= Pierre-Joseph Amoreux =

French physician and naturalist (1741–1824)

Pierre-Joseph Amoreux (1741, Beaucaire - 1824, Montpellier) was a French medical doctor and naturalist. He was the son of Guillaume Amoreux, also a physician and an inventor of surgical devices. He was the librarian at the Faculté de Médecine de Montpellier, in English Medical college of Montpellier. He was the author of many works on medicine, agriculture, botany and natural history.
The most important are:

- Traité de l'olivier (Veuve Gontier, Montpellier, 1784)
- Recherches sur la vie et les ouvrages de Pierre Richer de Belleval, fondateur du jardin botanique, donné par Henri IV à la Faculté de médecine de Montpellier, en 1593, pour servir à l'histoire de cette Faculté et à celle de la botanique (J.-A. Joly, Avignon, 1786).

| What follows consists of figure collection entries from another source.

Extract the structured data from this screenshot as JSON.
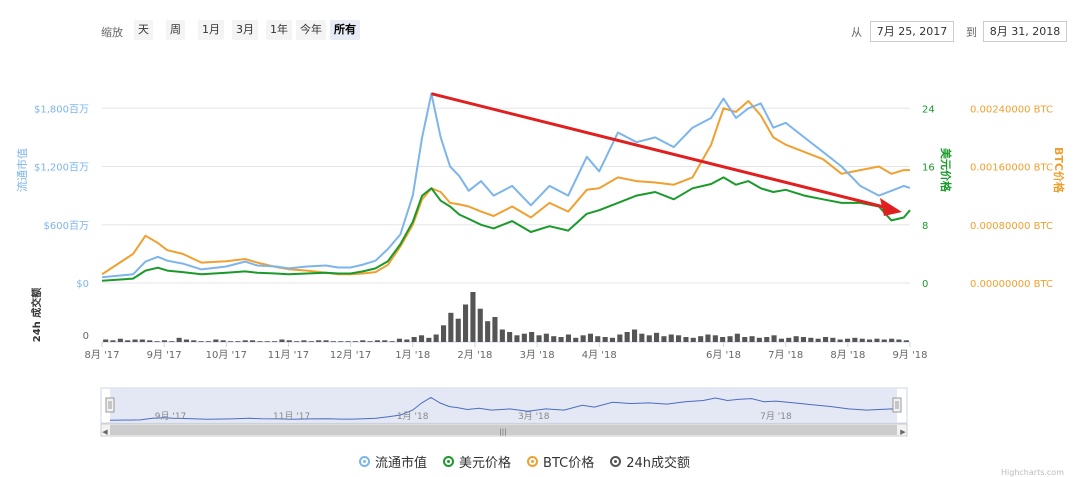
{
  "zoom": {
    "label": "缩放",
    "buttons": [
      "天",
      "周",
      "1月",
      "3月",
      "1年",
      "今年",
      "所有"
    ],
    "active": "所有"
  },
  "range": {
    "from_label": "从",
    "from_value": "7月 25, 2017",
    "to_label": "到",
    "to_value": "8月 31, 2018"
  },
  "colors": {
    "market_cap": "#7cb5ec",
    "usd_price": "#1a9a2a",
    "btc_price": "#f0a030",
    "volume": "#555555",
    "arrow": "#e02020"
  },
  "chart_data": {
    "type": "line",
    "x_ticks": [
      "8月 '17",
      "9月 '17",
      "10月 '17",
      "11月 '17",
      "12月 '17",
      "1月 '18",
      "2月 '18",
      "3月 '18",
      "4月 '18",
      "6月 '18",
      "7月 '18",
      "8月 '18",
      "9月 '18"
    ],
    "x_tick_pos": [
      0,
      1.0,
      2.0,
      3.0,
      4.0,
      5.0,
      6.0,
      7.0,
      8.0,
      10.0,
      11.0,
      12.0,
      13.0
    ],
    "x": [
      0,
      0.5,
      0.7,
      0.9,
      1.05,
      1.3,
      1.6,
      2.0,
      2.3,
      2.5,
      2.8,
      3.0,
      3.3,
      3.6,
      3.8,
      4.0,
      4.2,
      4.4,
      4.6,
      4.8,
      5.0,
      5.15,
      5.3,
      5.45,
      5.6,
      5.75,
      5.9,
      6.1,
      6.3,
      6.6,
      6.9,
      7.2,
      7.5,
      7.8,
      8.0,
      8.3,
      8.6,
      8.9,
      9.2,
      9.5,
      9.8,
      10.0,
      10.2,
      10.4,
      10.6,
      10.8,
      11.0,
      11.3,
      11.6,
      11.9,
      12.2,
      12.5,
      12.7,
      12.9,
      13.0
    ],
    "series": [
      {
        "name": "流通市值",
        "axis": "left",
        "unit": "百万",
        "values": [
          60,
          90,
          220,
          270,
          230,
          200,
          140,
          170,
          220,
          180,
          170,
          150,
          170,
          180,
          160,
          160,
          190,
          230,
          350,
          500,
          900,
          1500,
          1950,
          1500,
          1200,
          1100,
          950,
          1050,
          900,
          1000,
          800,
          1000,
          900,
          1300,
          1150,
          1550,
          1450,
          1500,
          1400,
          1600,
          1700,
          1900,
          1700,
          1800,
          1850,
          1600,
          1650,
          1500,
          1350,
          1200,
          1000,
          900,
          950,
          1000,
          980
        ]
      },
      {
        "name": "美元价格",
        "axis": "left2",
        "values": [
          0.3,
          0.6,
          1.7,
          2.1,
          1.7,
          1.5,
          1.2,
          1.4,
          1.6,
          1.4,
          1.3,
          1.2,
          1.3,
          1.4,
          1.3,
          1.3,
          1.6,
          2.0,
          3.0,
          5.3,
          8.4,
          12.0,
          13.0,
          11.3,
          10.5,
          9.4,
          8.8,
          8.0,
          7.5,
          8.5,
          7.0,
          7.8,
          7.2,
          9.5,
          10.0,
          11.0,
          12.0,
          12.5,
          11.5,
          13.0,
          13.6,
          14.5,
          13.5,
          14.0,
          13.0,
          12.5,
          12.8,
          12.0,
          11.5,
          11.0,
          11.0,
          10.5,
          8.6,
          9.0,
          10.0
        ]
      },
      {
        "name": "BTC价格",
        "axis": "right",
        "values": [
          0.00012,
          0.0004,
          0.00065,
          0.00055,
          0.00045,
          0.0004,
          0.00028,
          0.0003,
          0.00033,
          0.00028,
          0.00022,
          0.00019,
          0.00017,
          0.00014,
          0.00012,
          0.00012,
          0.00013,
          0.00015,
          0.00025,
          0.0005,
          0.0008,
          0.00115,
          0.0013,
          0.00125,
          0.0011,
          0.00108,
          0.00105,
          0.00098,
          0.00092,
          0.00105,
          0.0009,
          0.0011,
          0.00098,
          0.00128,
          0.0013,
          0.00145,
          0.0014,
          0.00138,
          0.00135,
          0.00145,
          0.0019,
          0.0024,
          0.00235,
          0.0025,
          0.0023,
          0.002,
          0.0019,
          0.0018,
          0.0017,
          0.0015,
          0.00155,
          0.0016,
          0.0015,
          0.00155,
          0.00155
        ]
      }
    ],
    "left_axis": {
      "ticks": [
        "$0",
        "$600百万",
        "$1,200百万",
        "$1,800百万"
      ],
      "values": [
        0,
        600,
        1200,
        1800
      ],
      "range": [
        0,
        2400
      ],
      "title": "流通市值"
    },
    "right_axis_price": {
      "ticks": [
        "0",
        "8",
        "16",
        "24"
      ],
      "values": [
        0,
        8,
        16,
        24
      ],
      "range": [
        0,
        32
      ],
      "title": "美元价格"
    },
    "right_axis_btc": {
      "ticks": [
        "0.00000000 BTC",
        "0.00080000 BTC",
        "0.00160000 BTC",
        "0.00240000 BTC"
      ],
      "values": [
        0,
        0.0008,
        0.0016,
        0.0024
      ],
      "range": [
        0,
        0.0032
      ],
      "title": "BTC价格"
    },
    "volume": {
      "title": "24h 成交额",
      "tick": "0",
      "values": [
        3,
        2,
        4,
        2,
        3,
        3,
        2,
        1,
        2,
        1,
        5,
        3,
        2,
        1,
        1,
        3,
        2,
        1,
        1,
        2,
        2,
        1,
        1,
        1,
        3,
        2,
        1,
        2,
        1,
        2,
        2,
        1,
        1,
        1,
        1,
        2,
        1,
        2,
        2,
        1,
        4,
        3,
        6,
        8,
        5,
        9,
        20,
        35,
        28,
        45,
        60,
        40,
        25,
        30,
        15,
        12,
        8,
        10,
        12,
        8,
        10,
        7,
        6,
        9,
        5,
        8,
        10,
        7,
        6,
        5,
        9,
        12,
        15,
        10,
        8,
        11,
        7,
        9,
        8,
        6,
        5,
        7,
        9,
        8,
        6,
        7,
        10,
        6,
        7,
        5,
        6,
        8,
        4,
        5,
        7,
        6,
        5,
        4,
        6,
        5,
        3,
        4,
        5,
        4,
        3,
        4,
        3,
        4,
        3,
        2
      ]
    },
    "navigator": {
      "ticks": [
        "9月 '17",
        "11月 '17",
        "1月 '18",
        "3月 '18",
        "7月 '18"
      ],
      "tick_pos": [
        1.0,
        3.0,
        5.0,
        7.0,
        11.0
      ]
    },
    "legend": [
      "流通市值",
      "美元价格",
      "BTC价格",
      "24h成交额"
    ],
    "annotation": "trend arrow"
  },
  "credits": "Highcharts.com"
}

- Mémoire sur les haies destinées à la clôture des prés, des champs, des vignes et des jeunes bois (Cuchet, Paris, 1787, réédité en 1809)

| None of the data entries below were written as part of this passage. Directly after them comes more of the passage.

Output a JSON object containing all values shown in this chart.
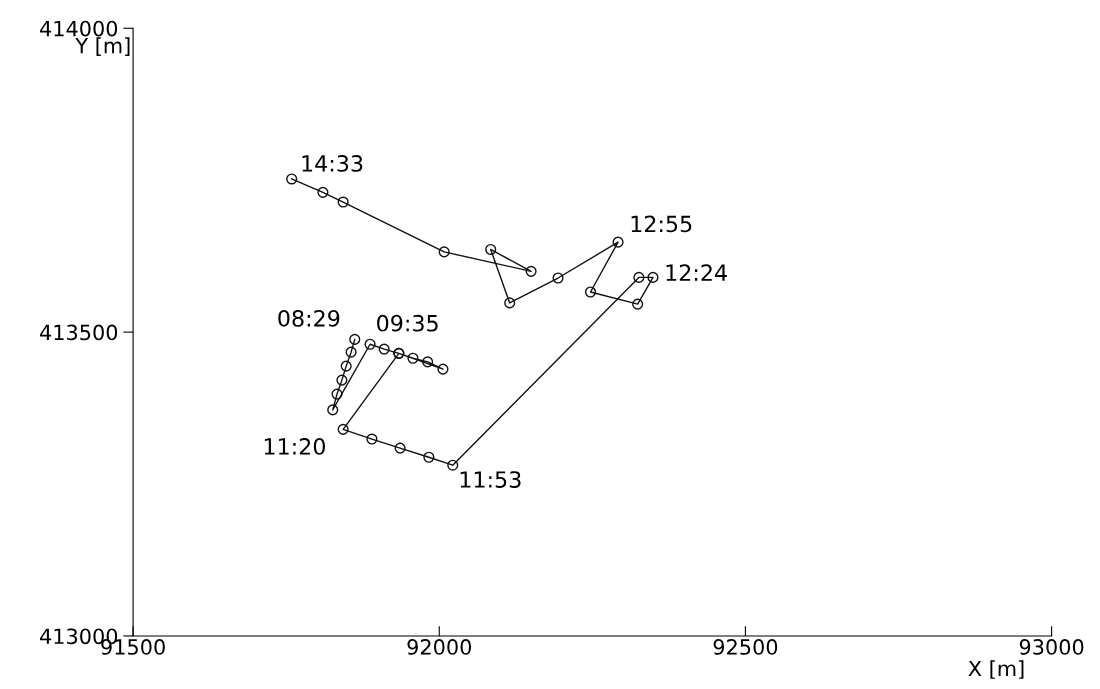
{
  "chart_data": {
    "type": "line",
    "xlabel": "X [m]",
    "ylabel": "Y [m]",
    "x": [
      91862,
      91856,
      91848,
      91841,
      91833,
      91826,
      91887,
      91910,
      91934,
      91957,
      91981,
      92006,
      91934,
      91843,
      91890,
      91936,
      91983,
      92022,
      92326,
      92349,
      92324,
      92247,
      92292,
      92194,
      92115,
      92084,
      92150,
      92008,
      91843,
      91810,
      91759
    ],
    "series": [
      {
        "color": "#111111",
        "values": [
          413488,
          413467,
          413444,
          413421,
          413398,
          413372,
          413480,
          413472,
          413465,
          413457,
          413451,
          413439,
          413465,
          413340,
          413324,
          413309,
          413294,
          413281,
          413590,
          413590,
          413546,
          413566,
          413648,
          413589,
          413548,
          413636,
          413600,
          413632,
          413714,
          413730,
          413752
        ]
      }
    ],
    "xlim": [
      91500,
      93000
    ],
    "ylim": [
      413000,
      414000
    ],
    "xticks": [
      91500,
      92000,
      92500,
      93000
    ],
    "yticks": [
      413000,
      413500,
      414000
    ],
    "grid": false,
    "legend": false,
    "marker": "circle",
    "line_style": "solid",
    "annotations": [
      {
        "text": "08:29",
        "x": 91862,
        "y": 413488
      },
      {
        "text": "09:35",
        "x": 91887,
        "y": 413480
      },
      {
        "text": "11:20",
        "x": 91843,
        "y": 413340
      },
      {
        "text": "11:53",
        "x": 92022,
        "y": 413281
      },
      {
        "text": "12:24",
        "x": 92349,
        "y": 413590
      },
      {
        "text": "12:55",
        "x": 92292,
        "y": 413648
      },
      {
        "text": "14:33",
        "x": 91759,
        "y": 413752
      }
    ]
  }
}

- Notice des insectes de la France réputés venimeux (rue et hôtel Serpente, Paris, 1789).
- Mémoire sur la nécessité et les moyens d'améliorer l'agriculture dans le district de Montpellier (Imprimerie révolutionnaire de Bonnariq & Avignon, Montpellier, an II, 1794).
- Essai historique et littéraire sur la médecine des Arabes (A. Ricard, Montpellier, 1805).

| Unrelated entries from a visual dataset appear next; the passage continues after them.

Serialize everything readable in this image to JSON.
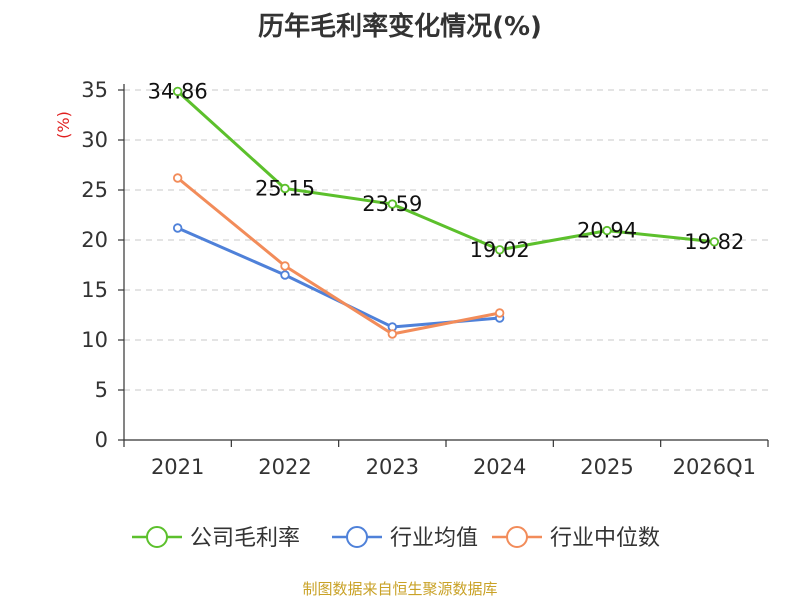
{
  "chart_data": {
    "type": "line",
    "title": "历年毛利率变化情况(%)",
    "ylabel": "(%)",
    "xlabel": "",
    "categories": [
      "2021",
      "2022",
      "2023",
      "2024",
      "2025",
      "2026Q1"
    ],
    "ylim": [
      0,
      35
    ],
    "yticks": [
      0,
      5,
      10,
      15,
      20,
      25,
      30,
      35
    ],
    "grid": true,
    "legend_position": "bottom",
    "series": [
      {
        "name": "公司毛利率",
        "color": "#5cc02c",
        "values": [
          34.86,
          25.15,
          23.59,
          19.02,
          20.94,
          19.82
        ],
        "labels": [
          "34.86",
          "25.15",
          "23.59",
          "19.02",
          "20.94",
          "19.82"
        ]
      },
      {
        "name": "行业均值",
        "color": "#4f81d9",
        "values": [
          21.2,
          16.5,
          11.3,
          12.2,
          null,
          null
        ]
      },
      {
        "name": "行业中位数",
        "color": "#f28c5a",
        "values": [
          26.2,
          17.4,
          10.6,
          12.7,
          null,
          null
        ]
      }
    ]
  },
  "source": "制图数据来自恒生聚源数据库"
}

- Mémoire sur le bornage ou la limitation des possessions rurales (imprimerie de A. Ricard, Montpellier, 1809).
- Dissertation historique et critique sur l'origine du cachou (Renaud, Montpellier, 1812).
- Notice historique et bibliographique sur la vie et les ouvrages de Laurent Joubert, chancelier en l'Université de médecine de Montpellier, au XVIe siècle (imprimerie de Tournel, Montpellier, 1814, réédité en 1971 chez Slatkine, Genève).
- Dissertation philologique sur les plantes religieuses (Durville, Montpellier, 1817).
- Revue de l'histoire de la licorne, par un naturaliste de Montpellier (Durville, Montpellier, 1818).
- La Guirlande de Julie, expliquée par de nouvelles annotations sur les madrigaux et sur les fleurs peintes qui la composent (Gabon, Paris, 1824).